To assess whether the GBT models were able to accurately predict GPP in case of unprecedented events, we verified how the density distribution of the residuals compared for the test data of the dry and hot episodes of 1997-1998 and 2015-2016 and all other climatic conditions. We also repeated the model training and validation described above using pre-2015 data only and tested the model performance specifically for the 2015-2016 dry and hot episode.
In both RS estimates and DGVM simulations, GPP presents both a seasonality and an increasing long-term trend due to CO2 fertilisation. We detrended the GPP time series by subtracting to the raw data the best linear model estimates from the 1994-2023 time period and its average seasonal variation. We used a linear model for detrending as GPP has been steadily increasing the past decades due to CO2 fertilisation. We detrended the climate variables by subtracting the overall variable average and its seasonal mean to the raw time series. The anomalies were normalised using the monthly standard deviation of the respective variables for the overall time period (1994-2023). For spatial analyses, we applied the detrending method described above to the grid cells individually, while we first averaged the time series for biome-wide analyses. Anomalies were computed on the model ensemble mean and the average of RS products.
To smooth monthly time series, we applied rolling averages with a centred 6-month time window. We tested the effect of this choice by changing the window size between 1 month (no average) and one year and verified how it changed the correlations between variables.

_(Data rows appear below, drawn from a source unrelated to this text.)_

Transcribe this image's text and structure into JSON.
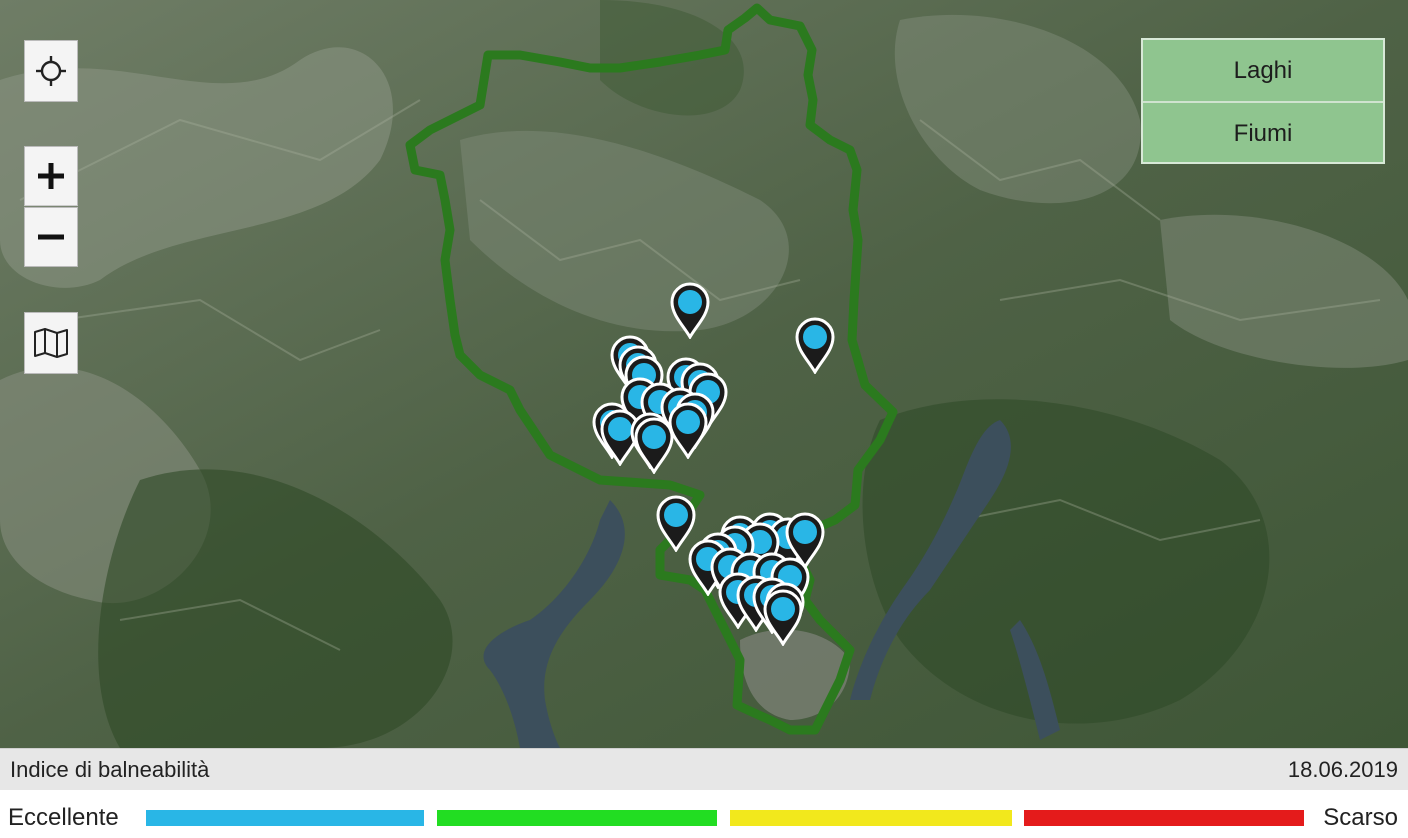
{
  "map": {
    "controls": {
      "locate_icon": "crosshair-icon",
      "zoom_in_icon": "plus-icon",
      "zoom_out_icon": "minus-icon",
      "layers_icon": "map-icon"
    },
    "marker_color": "#29b6e6",
    "border_color": "#2b7a1e"
  },
  "panel": {
    "lakes_label": "Laghi",
    "rivers_label": "Fiumi",
    "button_color": "#8fc58f"
  },
  "info_bar": {
    "title": "Indice di balneabilità",
    "date": "18.06.2019"
  },
  "legend": {
    "high_label": "Eccellente",
    "low_label": "Scarso",
    "colors": [
      "#29b6e6",
      "#22dd22",
      "#f2e81c",
      "#e41b1b"
    ]
  }
}
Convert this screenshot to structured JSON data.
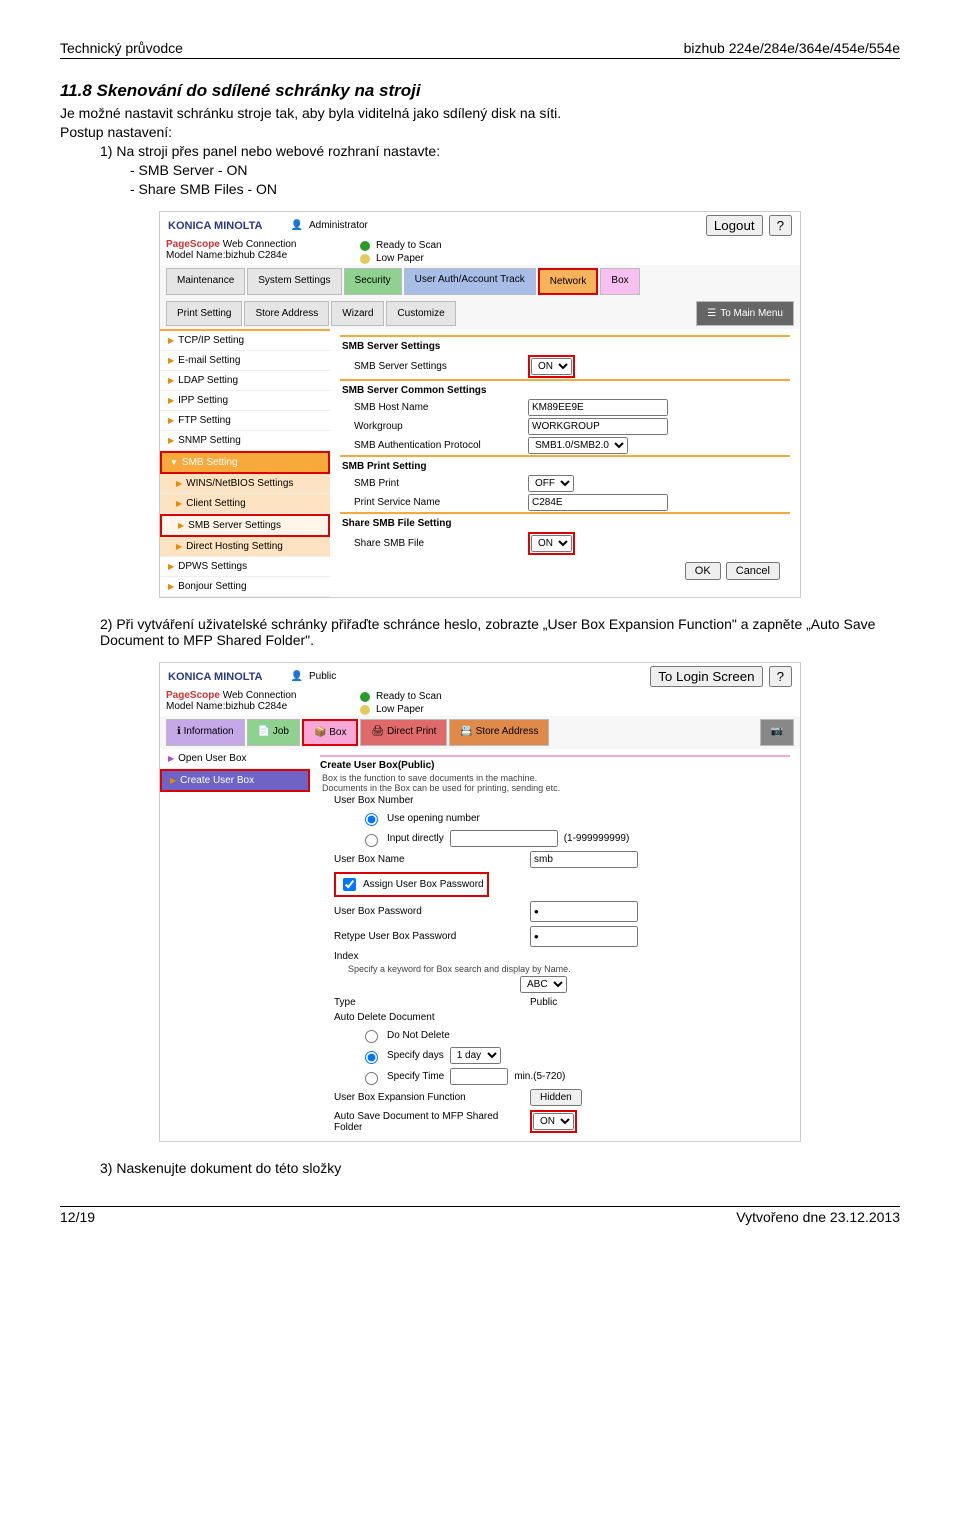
{
  "header": {
    "left": "Technický průvodce",
    "right": "bizhub 224e/284e/364e/454e/554e"
  },
  "footer": {
    "left": "12/19",
    "right": "Vytvořeno dne 23.12.2013"
  },
  "h_11_8": "11.8  Skenování do sdílené schránky na stroji",
  "p_intro": "Je možné nastavit schránku stroje tak, aby byla viditelná jako sdílený disk na síti.",
  "p_setup": "Postup nastavení:",
  "p_step1": "1)  Na stroji přes panel nebo webové rozhraní nastavte:",
  "p_step1a": "-    SMB Server  - ON",
  "p_step1b": "-    Share SMB Files - ON",
  "panel1": {
    "brand": "KONICA MINOLTA",
    "webconn": "Web Connection",
    "model": "Model Name:bizhub C284e",
    "user": "Administrator",
    "status_ready": "Ready to Scan",
    "status_paper": "Low Paper",
    "logout": "Logout",
    "help": "?",
    "tabs": [
      "Maintenance",
      "System Settings",
      "Security",
      "User Auth/Account Track",
      "Network",
      "Box"
    ],
    "subtabs": [
      "Print Setting",
      "Store Address",
      "Wizard",
      "Customize"
    ],
    "tomain": "To Main Menu",
    "side": [
      "TCP/IP Setting",
      "E-mail Setting",
      "LDAP Setting",
      "IPP Setting",
      "FTP Setting",
      "SNMP Setting",
      "SMB Setting"
    ],
    "side_sub": [
      "WINS/NetBIOS Settings",
      "Client Setting",
      "SMB Server Settings",
      "Direct Hosting Setting"
    ],
    "side2": [
      "DPWS Settings",
      "Bonjour Setting"
    ],
    "grp1": "SMB Server Settings",
    "r1": "SMB Server Settings",
    "r1v": "ON",
    "grp2": "SMB Server Common Settings",
    "r2": "SMB Host Name",
    "r2v": "KM89EE9E",
    "r3": "Workgroup",
    "r3v": "WORKGROUP",
    "r4": "SMB Authentication Protocol",
    "r4v": "SMB1.0/SMB2.0",
    "grp3": "SMB Print Setting",
    "r5": "SMB Print",
    "r5v": "OFF",
    "r6": "Print Service Name",
    "r6v": "C284E",
    "grp4": "Share SMB File Setting",
    "r7": "Share SMB File",
    "r7v": "ON",
    "ok": "OK",
    "cancel": "Cancel"
  },
  "p_step2": "2)  Při vytváření uživatelské schránky přiřaďte schránce heslo, zobrazte „User Box Expansion Function\" a zapněte „Auto Save Document to MFP Shared Folder\".",
  "panel2": {
    "brand": "KONICA MINOLTA",
    "webconn": "Web Connection",
    "model": "Model Name:bizhub C284e",
    "user": "Public",
    "status_ready": "Ready to Scan",
    "status_paper": "Low Paper",
    "login": "To Login Screen",
    "help": "?",
    "tabs": [
      "Information",
      "Job",
      "Box",
      "Direct Print",
      "Store Address"
    ],
    "side_open": "Open User Box",
    "side_create": "Create User Box",
    "title": "Create User Box(Public)",
    "desc1": "Box is the function to save documents in the machine.",
    "desc2": "Documents in the Box can be used for printing, sending etc.",
    "r1": "User Box Number",
    "r1a": "Use opening number",
    "r1b": "Input directly",
    "r1b_hint": "(1-999999999)",
    "r2": "User Box Name",
    "r2v": "smb",
    "r3": "Assign User Box Password",
    "r4": "User Box Password",
    "r5": "Retype User Box Password",
    "r6": "Index",
    "r6d": "Specify a keyword for Box search and display by Name.",
    "r6v": "ABC",
    "r7": "Type",
    "r7v": "Public",
    "r8": "Auto Delete Document",
    "r8a": "Do Not Delete",
    "r8b": "Specify days",
    "r8bv": "1 day",
    "r8c": "Specify Time",
    "r8c_hint": "min.(5-720)",
    "r9": "User Box Expansion Function",
    "r9v": "Hidden",
    "r10": "Auto Save Document to MFP Shared Folder",
    "r10v": "ON"
  },
  "p_step3": "3)  Naskenujte dokument do této složky"
}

For future trends, we downloaded monthly temperature and precipitation outputs from Earth system models (ESM) available in January 2024 for the models participating in the Coupled Model Intercomparison project 6 (CMIP6)56. We downloaded model outputs for the historical period and the following shared socioeconomic pathways57: SSP1-2.7, SSP2-4.5, SSP3-7.0, and SSP5-8.5. We restricted the analysis to the models which had model outputs available for every shared socioeconomic pathway. We then compared the regional monthly mean temperature and the mean annual precipitation time series predicted by each ESM for the recent historical period (1985-2014) with those of ERA5, and only kept the 10 with the lowest root mean square error for each variable. We then averaged those 10 models using the inverse of the squared bias as weight for both the historical period and the future simulations. Temperature and precipitation anomalies were defined using 1985-2014 or 1994-2023 as reference for the historical period or the future scenarios, respectively, since CMIP6 historical simulations stop in 2014.
Temperature anomaly outliers were identified following the classical outlier 1.5 interquartile (IQR) rule58: any observation that was smaller than 1.5 IQR below the first quartile or larger than 1.5 IQR above the third quartile was considered as a cold or hot outlier, respectively.